Custom Observation Conventions
You can override the default observation naming and tag conventions by registering custom convention beans.
Record Processing
Implement OutboxProcessObservationConvention to customize outbox.record.process.
@Configuration
class CustomOutboxProcessObservationConfig {
@Bean
fun customOutboxProcessConvention(): OutboxProcessObservationConvention =
object : OutboxProcessObservationConvention {
override fun getName(): String = "myapp.outbox.process"
override fun getContextualName(context: OutboxProcessObservationContext): String = "outbox process"
override fun getLowCardinalityKeyValues(context: OutboxProcessObservationContext) =
KeyValues.of(
OutboxObservationDocumentation.LowCardinalityKeyNames.HANDLER_KIND
.withValue(context.getHandlerKind().toString()),
OutboxObservationDocumentation.LowCardinalityKeyNames.HANDLER_ID
.withValue(context.getHandlerId()),
OutboxObservationDocumentation.LowCardinalityKeyNames.CHANNEL
.withValue(context.getChannel()),
)
override fun getHighCardinalityKeyValues(context: OutboxProcessObservationContext) =
KeyValues.of(
OutboxObservationDocumentation.HighCardinalityKeyNames.RECORD_ID
.withValue(context.getRecordId()),
OutboxObservationDocumentation.HighCardinalityKeyNames.RECORD_KEY
.withValue(context.getRecordKey()),
OutboxObservationDocumentation.HighCardinalityKeyNames.DELIVERY_ATTEMPT
.withValue(context.getDeliveryAttempt().toString()),
)
}
}
Record Scheduling
Implement OutboxScheduleObservationConvention to customize outbox.record.schedule.
@Configuration
class CustomOutboxScheduleObservationConfig {
@Bean
fun customOutboxScheduleConvention(): OutboxScheduleObservationConvention =
object : OutboxScheduleObservationConvention {
override fun getName(): String = "myapp.outbox.schedule"
override fun getContextualName(context: OutboxScheduleObservationContext): String = "outbox schedule"
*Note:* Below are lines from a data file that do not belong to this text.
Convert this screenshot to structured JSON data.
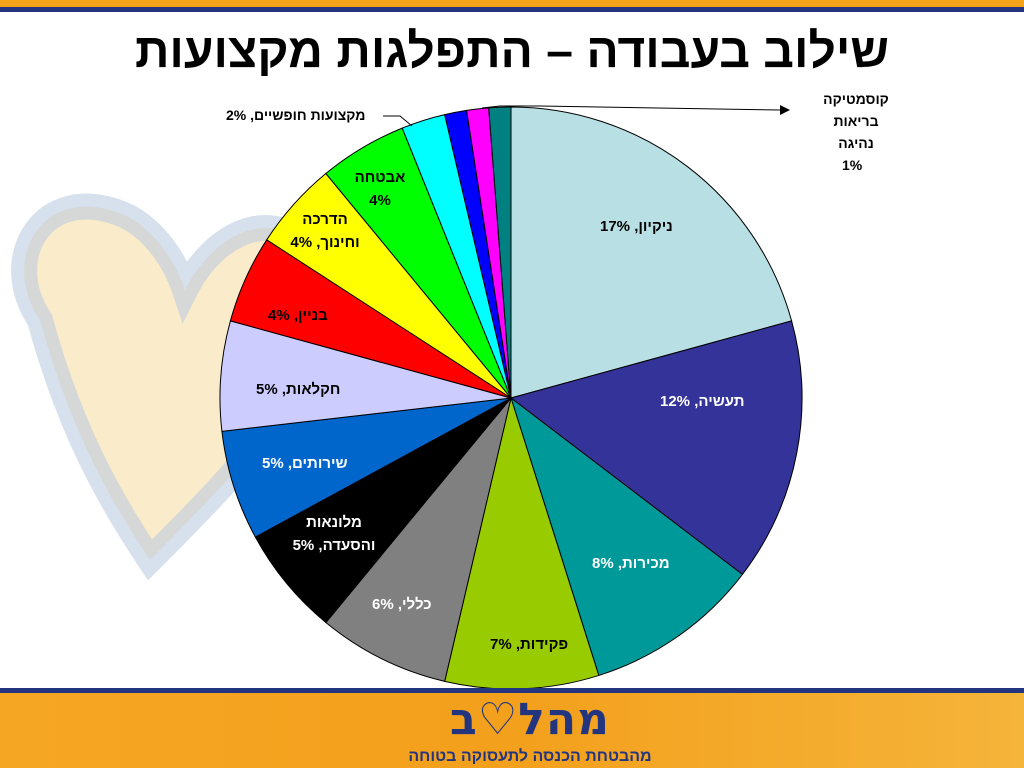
{
  "slide": {
    "title": "שילוב בעבודה – התפלגות מקצועות"
  },
  "logo": {
    "name": "מהל♡ב",
    "tagline": "מהבטחת הכנסה לתעסוקה בטוחה"
  },
  "chart_data": {
    "type": "pie",
    "title": "שילוב בעבודה – התפלגות מקצועות",
    "slices": [
      {
        "label": "ניקיון",
        "value": 17,
        "color": "#b8dfe3"
      },
      {
        "label": "תעשיה",
        "value": 12,
        "color": "#333399"
      },
      {
        "label": "מכירות",
        "value": 8,
        "color": "#009999"
      },
      {
        "label": "פקידות",
        "value": 7,
        "color": "#99cc00"
      },
      {
        "label": "כללי",
        "value": 6,
        "color": "#808080"
      },
      {
        "label": "מלונאות והסעדה",
        "value": 5,
        "color": "#000000"
      },
      {
        "label": "שירותים",
        "value": 5,
        "color": "#0066cc"
      },
      {
        "label": "חקלאות",
        "value": 5,
        "color": "#ccccff"
      },
      {
        "label": "בניין",
        "value": 4,
        "color": "#ff0000"
      },
      {
        "label": "הדרכה וחינוך",
        "value": 4,
        "color": "#ffff00"
      },
      {
        "label": "אבטחה",
        "value": 4,
        "color": "#00ff00"
      },
      {
        "label": "מקצועות חופשיים",
        "value": 2,
        "color": "#00ffff"
      },
      {
        "label": "קוסמטיקה",
        "value": 1,
        "color": "#0000ff"
      },
      {
        "label": "בריאות",
        "value": 1,
        "color": "#ff00ff"
      },
      {
        "label": "נהיגה",
        "value": 1,
        "color": "#008080"
      }
    ],
    "labels": {
      "nikayon": "ניקיון, 17%",
      "taasiya": "תעשיה, 12%",
      "mechirot": "מכירות, 8%",
      "pkidut": "פקידות, 7%",
      "klali": "כללי, 6%",
      "malonaut_1": "מלונאות",
      "malonaut_2": "והסעדה, 5%",
      "sherutim": "שירותים, 5%",
      "klaut": "חקלאות, 5%",
      "binyan": "בניין, 4%",
      "hadracha_1": "הדרכה",
      "hadracha_2": "וחינוך, 4%",
      "avtacha_1": "אבטחה",
      "avtacha_2": "4%",
      "miktzoot": "מקצועות חופשיים, 2%",
      "small_1": "קוסמטיקה",
      "small_2": "בריאות",
      "small_3": "נהיגה",
      "small_4": "1%"
    }
  }
}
override fun getLowCardinalityKeyValues(context: OutboxScheduleObservationContext) =
KeyValues.of(
OutboxObservationDocumentation.ScheduleLowCardinalityKeyNames.CHANNEL
.withValue(context.channel),
)
override fun getHighCardinalityKeyValues(context: OutboxScheduleObservationContext) =
KeyValues.of(
OutboxObservationDocumentation.ScheduleHighCardinalityKeyNames.RECORD_KEY
.withValue(context.recordKey),
OutboxObservationDocumentation.ScheduleHighCardinalityKeyNames.PAYLOAD_TYPE
.withValue(context.payloadType),
)
}
}
Keep high-cardinality values out of low-cardinality tags to avoid excessive time series in metrics backends.
Legacy Metric Names
The deprecated namastack-outbox-metrics module used older metric names such as:
outbox.records.countoutbox.partitions.assigned.countoutbox.partitions.pending.records.totaloutbox.partitions.pending.records.maxoutbox.cluster.instances.total
New applications should use the canonical names from namastack-outbox-observability instead.